- PR
- Coordinates: 53°43′23″N 2°45′22″W﻿ / ﻿53.723°N 2.756°W
- Country: United Kingdom
- Postcode area: PR
- Postcode area name: Preston
- Post towns: 4
- Postcode districts: 13
- Postcode sectors: 83
- Postcodes (live): 13,061
- Postcodes (total): 19,936

= PR postcode area =

Postcode area within the United Kingdom

The PR postcode area, also known as the Preston postcode area, is a group of eleven postcode districts in North West England which together cover northern Merseyside and parts of central and southern Lancashire. Its four post towns are Chorley, Leyland, Southport, and Preston.
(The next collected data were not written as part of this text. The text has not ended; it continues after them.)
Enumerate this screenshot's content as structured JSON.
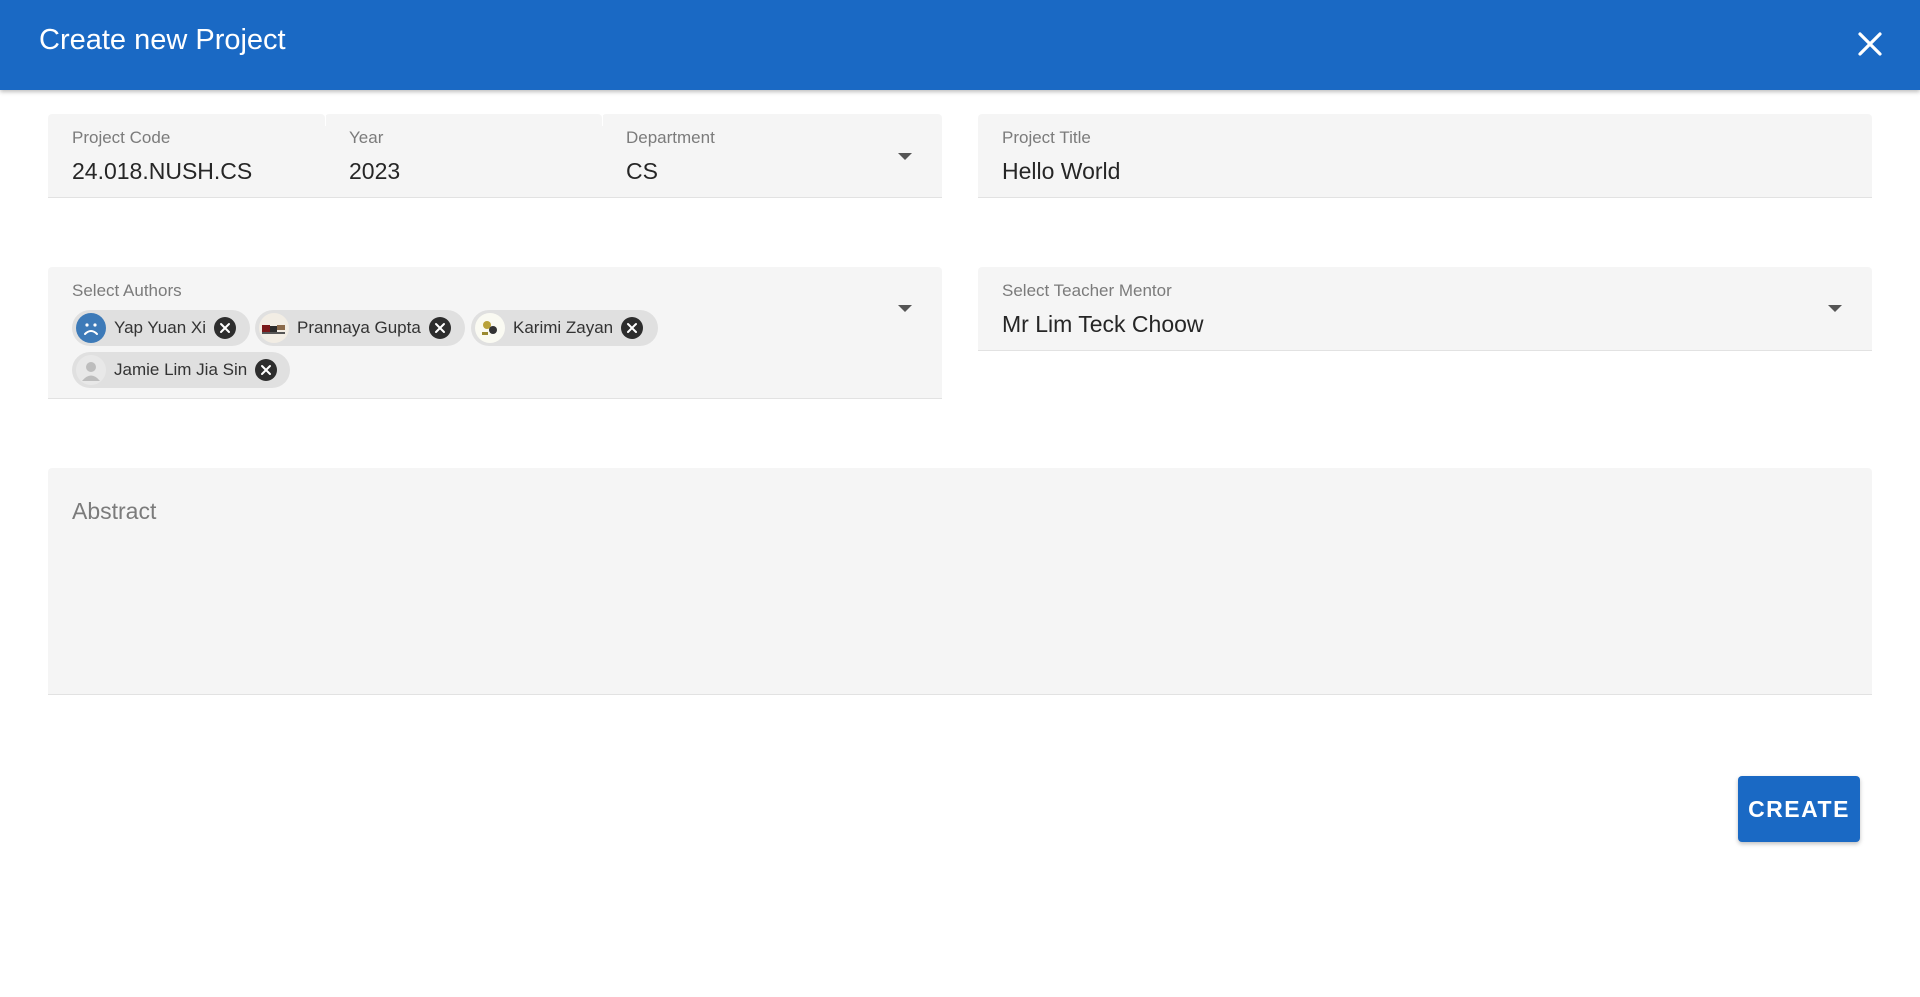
{
  "header": {
    "title": "Create new Project"
  },
  "project_code": {
    "label": "Project Code",
    "value": "24.018.NUSH.CS"
  },
  "year": {
    "label": "Year",
    "value": "2023"
  },
  "department": {
    "label": "Department",
    "value": "CS"
  },
  "project_title": {
    "label": "Project Title",
    "value": "Hello World"
  },
  "authors": {
    "label": "Select Authors",
    "chips": [
      {
        "name": "Yap Yuan Xi",
        "avatar": "sad-face-icon"
      },
      {
        "name": "Prannaya Gupta",
        "avatar": "photo-avatar"
      },
      {
        "name": "Karimi Zayan",
        "avatar": "photo-avatar"
      },
      {
        "name": "Jamie Lim Jia Sin",
        "avatar": "person-icon"
      }
    ]
  },
  "mentor": {
    "label": "Select Teacher Mentor",
    "value": "Mr Lim Teck Choow"
  },
  "abstract": {
    "placeholder": "Abstract"
  },
  "actions": {
    "create_label": "CREATE"
  },
  "colors": {
    "primary": "#1a69c4",
    "field_bg": "#f5f5f5",
    "chip_bg": "#e0e0e0"
  }
}
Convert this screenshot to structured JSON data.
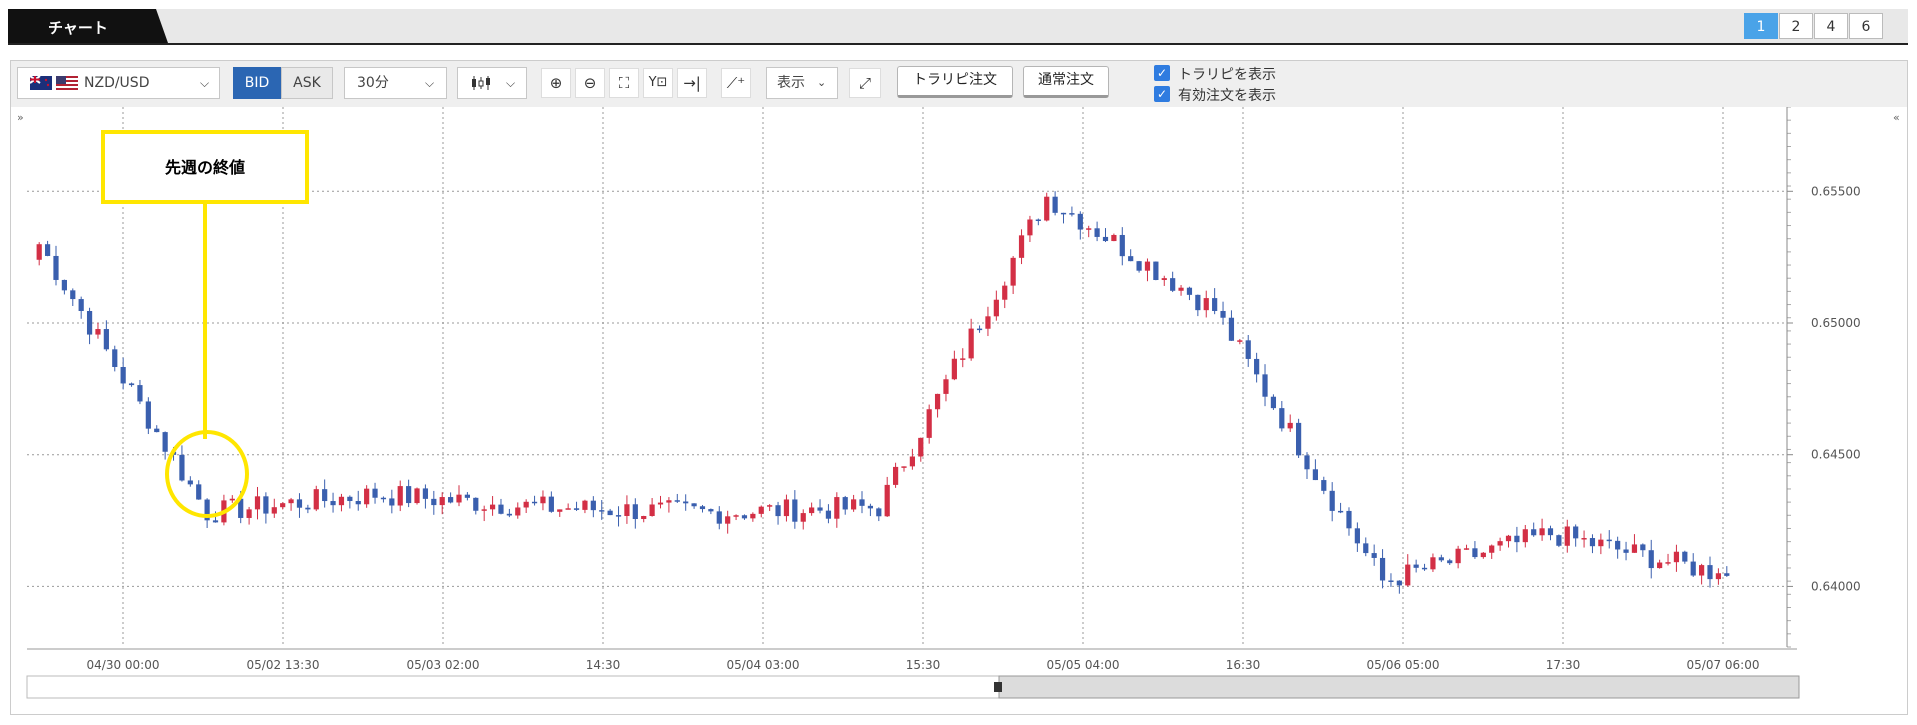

Mail for the PR postcode area is processed at Preston Mail Centre, along with mail for the BB, FY and LA postcode areas.

==Coverage==
The approximate coverage of the postcode districts:

| Postcode district | Post town | Coverage | Local authority area(s) |
|---|---|---|---|
| PR0 | PRESTON | Express Gifts | non-geographic |
| PR1 | PRESTON | City Centre, Avenham, Broadgate, Deepdale, Fishwick, St. Matthew's, Penwortham | City of Preston, South Ribble |
| PR2 | PRESTON | Ashton On Ribble, Brookfield, Cadley, Fulwood, Grimsargh, Haighton, Ingol, Larches, Lea, Ribbleton, Riversway, Sharoe Green, Tanterton | City of Preston |
| PR3 | PRESTON | Barnacre-with-Bonds, Barton, Bilsborrow, Bonds, Bowgreave, Broughton, Cabus, Calder Vale, Chipping, Claughton, Forton, Garstang, Goosnargh, Great Eccleston, Inglewhite, Little Eccleston, Longridge, Myerscough, Oakenclough, Pilling, Ribchester, St Michael's On Wyre, Scorton, Whittingham, Winmarleigh | Fylde, City of Preston, Ribble Valley, Wyre |
| PR4 | PRESTON | Becconsall, Catforth, Clifton, Cottam, Eaves, Elswick, Freckleton, Hesketh Bank, Hutton, Inskip, Kirkham, Lea Town, Longton, Much Hoole, New Longton, Newton, Tarleton, Thistleton, Treales, Roseacre and Wharles, Walmer Bridge, Warton, Wesham, Woodplumpton, Wrea Green | Fylde, City of Preston, South Ribble, West Lancashire |
| PR5 | PRESTON | Bamber Bridge, Coupe Green, Cuerdale, Cuerden, Gregson Lane, Higher Walton, Hoghton, Lostock Hall, Riley Green, Samlesbury, Walton-le-Dale, Walton Park, Walton Summit | South Ribble, Chorley |
| PR6 | CHORLEY | Abbey Village, Adlington, Anderton, Anglezarke, Astley Village, Brindle, Brinscall, Clayton-le-Woods, Heapey, Heath Charnock, Wheelton, White Coppice, Whittle-le-Woods, Withnell | Chorley |
| PR7 | CHORLEY | Adlington, Buckshaw Village, Charnock Richard, Coppull, Eccleston, Euxton, Heath Charnock, Heskin | Chorley |
| PR8 | SOUTHPORT | Ainsdale, Birkdale, Blowick, Scarisbrick | Sefton, West Lancashire |
| PR9 | SOUTHPORT | Banks, Churchtown, Crossens, Marshside | Sefton, West Lancashire |
| PR11 | PRESTON | Great Universal Stores/Department for Work and Pensions delivering to its address in PR1 | non-geographic |
| PR25 | LEYLAND | Leyland, Clayton-le-Woods, Cuerden, Farington | South Ribble, Chorley |
| PR26 | LEYLAND | Leyland, Bretherton, Croston, Farington Moss, Moss Side, Ulnes Walton | South Ribble, Chorley |

The PR25 and PR26 districts were formed out of the PR5 district in January 2001. Leyland became a new post town at this time, having previously been part of the Preston post town.